My original post was very much about the context of a liberal Europe in the current climate which I had hoped had been picked up; not about China, Cuba or past regimes which I know were appalling in the way they treated homosexuals. Even that treatment was based on cultural prejudice rather than any ideals of Socialism or Communism (seems that even dictators have to be slightly populist on these kinds of issues!).
I say that because the modern philosophy of the western European liberal and left has adopted equality of differing sexualities while conservative and far right elements still yearn for the days when they could go "Queer-bashing" with impunity. Nostalgia?
You're right about the left in the West.

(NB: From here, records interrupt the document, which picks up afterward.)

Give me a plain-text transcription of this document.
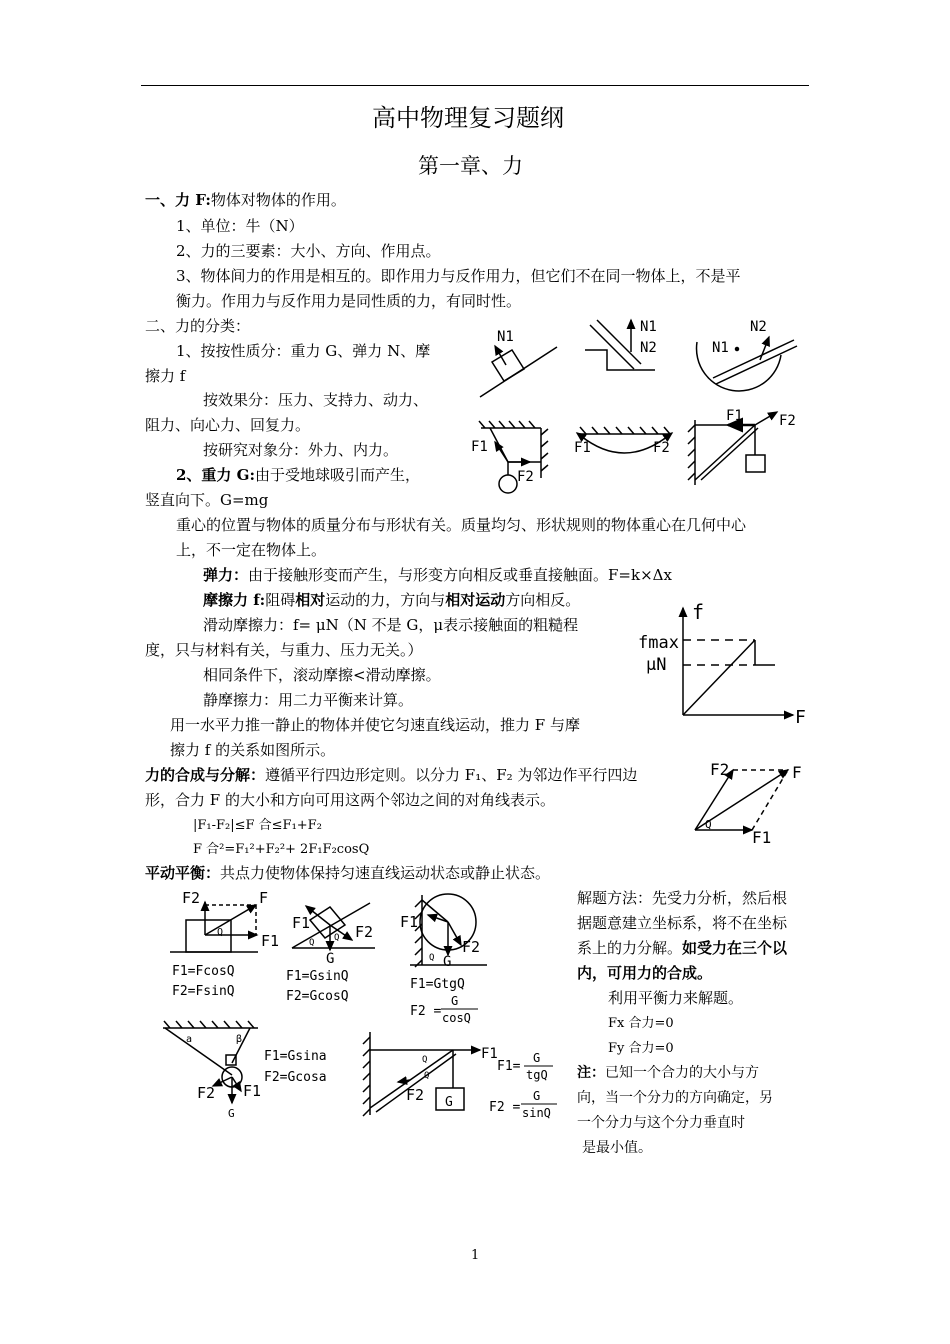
高中物理复习题纲
第一章、力
一、力 F:物体对物体的作用。
1、单位：牛（N）
2、力的三要素：大小、方向、作用点。
3、物体间力的作用是相互的。即作用力与反作用力，但它们不在同一物体上，不是平
衡力。作用力与反作用力是同性质的力，有同时性。
二、力的分类：
1、按按性质分：重力 G、弹力 N、摩
擦力 f
按效果分：压力、支持力、动力、
阻力、向心力、回复力。
按研究对象分：外力、内力。
2、重力 G:由于受地球吸引而产生，
竖直向下。G=mg
重心的位置与物体的质量分布与形状有关。质量均匀、形状规则的物体重心在几何中心
上，不一定在物体上。
弹力：由于接触形变而产生，与形变方向相反或垂直接触面。F=k×Δx
摩擦力 f:阻碍相对运动的力，方向与相对运动方向相反。
滑动摩擦力：f= μN（N 不是 G，μ表示接触面的粗糙程
度，只与材料有关，与重力、压力无关。）
相同条件下，滚动摩擦<滑动摩擦。
静摩擦力：用二力平衡来计算。
用一水平力推一静止的物体并使它匀速直线运动，推力 F 与摩
擦力 f 的关系如图所示。
力的合成与分解：遵循平行四边形定则。以分力 F₁、F₂ 为邻边作平行四边
形，合力 F 的大小和方向可用这两个邻边之间的对角线表示。
|F₁-F₂|≤F 合≤F₁+F₂
F 合²=F₁²+F₂²+ 2F₁F₂cosQ
平动平衡：共点力使物体保持匀速直线运动状态或静止状态。
解题方法：先受力分析，然后根
据题意建立坐标系，将不在坐标
系上的力分解。如受力在三个以
内，可用力的合成。
利用平衡力来解题。
Fx 合力=0
Fy 合力=0
注：已知一个合力的大小与方
向，当一个分力的方向确定，另
一个分力与这个分力垂直时
是最小值。
1
N1
N1
N2	N1
N2
F1
F2
F1	F2
F1	F2
f
F
fmax
μN
F2	F
F1
Q
F2	F
F1
Q
F1=FcosQ
F2=FsinQ
F1	F2
G
Q Q
F1=GsinQ
F2=GcosQ
F1
F2
G
Q
F1=GtgQ
F2 =
G
cosQ
a	β
F2 F1
G
F1=Gsina
F2=Gcosa
F1
F2 G
Q
Q
F1=
G
tgQ
F2 =
G
sinQ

Most of them have adopted individual freedom as a point as well.
But that was not the case in the traditional left (before the late 60s earliest), at least on the topic of sexual minorities. "The left" before then was pretty authoritarian and emphasized conformity. The left in the East Bloc never embraced this kind of "individualist leftism" as it did in the West until 1989/90, some of them maybe not even up to today.
The classic worker movement was not interested in sexual minority issues. Many traditional people from the working class are still prejudiced towards homosexuality. This issue has been brought into debate by the "intellectual" left, students' movement and so on, who care more about individual freedom and equality or environmentalism.
In Germany, this difference is reflected by different left-leaning parties: The Green Party is the party that directly followed the rise of individualist left movements in the late 60s and 70s. The center-left Social Democrats have adopted some of these stances too, but focus more on labor equality. And the far-left Left Party hardly ever mentions these stances, and their chairman was the only politican I saw making bigoted remarks in the campaign about the homosexuality of now Foreign Minister Guido Westerwelle (who is libertarian) -- even the conservatives didn't do that.
When facing the choice between individual equality or environmentalist issues on one side, and improvement of worker rights on the other, the Greens (individualist left) will always chose the former. Vice versa the traditional left of the socialist Left Party: They couldn't care less about individual minority rights or environmental issues, as long as they get improvements for workers and unemployed.
The socialist East German dictatorship was a hellhole of pollution and environment destruction, and of minority bashing. Many traditional leftists focusing on the labor movement still have no problem with that, and many of the Left Party's supporters still buy into bigoted and hateful gay-bashing.
Since individual freedom is one of the most important topics for me, I could imagine (and have) voting for the Greens, but never for the socialist Left Party. They are not any less anti-individualist and authoritarian than the conservatives.